Fundamental Issues in the Control of Complex Systems

The advent of complex interconnected systems has caused several longstanding open mathematical problems to become pertinent practical problems as well. This includes the design of the smart grid, control of multi-vehicle formations, structural control of buildings to mitigate the effects of earthquakes, and many of the technologies increasingly referred to as cyber-physical systems. We will discuss the fundamental, underlying, unifying issues that arise in the control of these systems.

The main issue discussed is the design of decentralized controllers, as conventional controls analysis breaks down when multiple controllers have access to different information. It is shown that when a simple condition holds, then optimal controllers may be found via convex optimization. This condition unifies the few previously identified tractable problems, and elucidates many new ones. Subsequent work studying the synthesis of controllers for the remaining problems is then addressed.

We also discuss how the need to reduce model complexity in these systems is related to the problems of sparse estimation and compressed sensing.

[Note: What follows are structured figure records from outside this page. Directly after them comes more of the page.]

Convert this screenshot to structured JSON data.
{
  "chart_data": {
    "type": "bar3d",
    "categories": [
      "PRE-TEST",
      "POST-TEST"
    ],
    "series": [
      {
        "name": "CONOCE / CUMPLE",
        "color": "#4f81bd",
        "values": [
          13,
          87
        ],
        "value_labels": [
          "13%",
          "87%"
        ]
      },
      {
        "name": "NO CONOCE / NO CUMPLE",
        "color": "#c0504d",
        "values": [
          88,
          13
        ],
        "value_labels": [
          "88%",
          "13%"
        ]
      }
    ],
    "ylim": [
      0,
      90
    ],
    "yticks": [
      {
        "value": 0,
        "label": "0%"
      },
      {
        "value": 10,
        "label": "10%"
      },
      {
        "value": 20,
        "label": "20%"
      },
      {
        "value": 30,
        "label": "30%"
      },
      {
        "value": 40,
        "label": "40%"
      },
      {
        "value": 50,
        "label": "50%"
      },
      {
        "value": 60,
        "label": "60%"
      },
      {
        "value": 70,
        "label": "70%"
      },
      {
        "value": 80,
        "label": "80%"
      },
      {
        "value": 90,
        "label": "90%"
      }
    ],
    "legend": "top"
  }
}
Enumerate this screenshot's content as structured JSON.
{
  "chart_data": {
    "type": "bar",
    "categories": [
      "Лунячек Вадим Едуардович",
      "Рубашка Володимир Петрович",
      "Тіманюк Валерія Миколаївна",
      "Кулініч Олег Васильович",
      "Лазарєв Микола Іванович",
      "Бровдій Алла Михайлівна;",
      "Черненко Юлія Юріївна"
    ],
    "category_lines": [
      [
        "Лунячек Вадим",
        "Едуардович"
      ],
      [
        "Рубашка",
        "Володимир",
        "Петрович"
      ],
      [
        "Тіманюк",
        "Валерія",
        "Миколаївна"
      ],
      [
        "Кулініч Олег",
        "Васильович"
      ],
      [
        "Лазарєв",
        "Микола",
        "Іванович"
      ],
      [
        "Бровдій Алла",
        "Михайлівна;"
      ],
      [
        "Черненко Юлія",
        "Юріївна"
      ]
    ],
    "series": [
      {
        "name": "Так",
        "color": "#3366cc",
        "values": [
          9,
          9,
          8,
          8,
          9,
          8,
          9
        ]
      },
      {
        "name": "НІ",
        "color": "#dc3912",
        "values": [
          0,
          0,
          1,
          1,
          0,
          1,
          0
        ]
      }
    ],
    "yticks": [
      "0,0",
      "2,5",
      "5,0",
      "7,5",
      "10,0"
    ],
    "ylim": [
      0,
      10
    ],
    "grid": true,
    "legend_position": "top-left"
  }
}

The need to develop parsimonious models in a dynamic fashion gives rise to the problem of sparse signal processing, and we discuss recent progress toward developing such a filter.
Michael Rotkowitz is the Queen Elizabeth II Fellow in the Department of Electrical and Electronic Engineering at the University of Melbourne, as well as an Honorary Fellow in the Department of Mathematics and Statistics. He obtained his PhD from Stanford University in 2005, and has also held positions at the Royal Institute of Technology in Stockholm and the Australian National University in Canberra. His awards include the 2005 CDC Best Student-Paper Award, the 2008 IFAC World Congress Young Author Prize, and the 2007 George Axelby Outstanding Paper Award.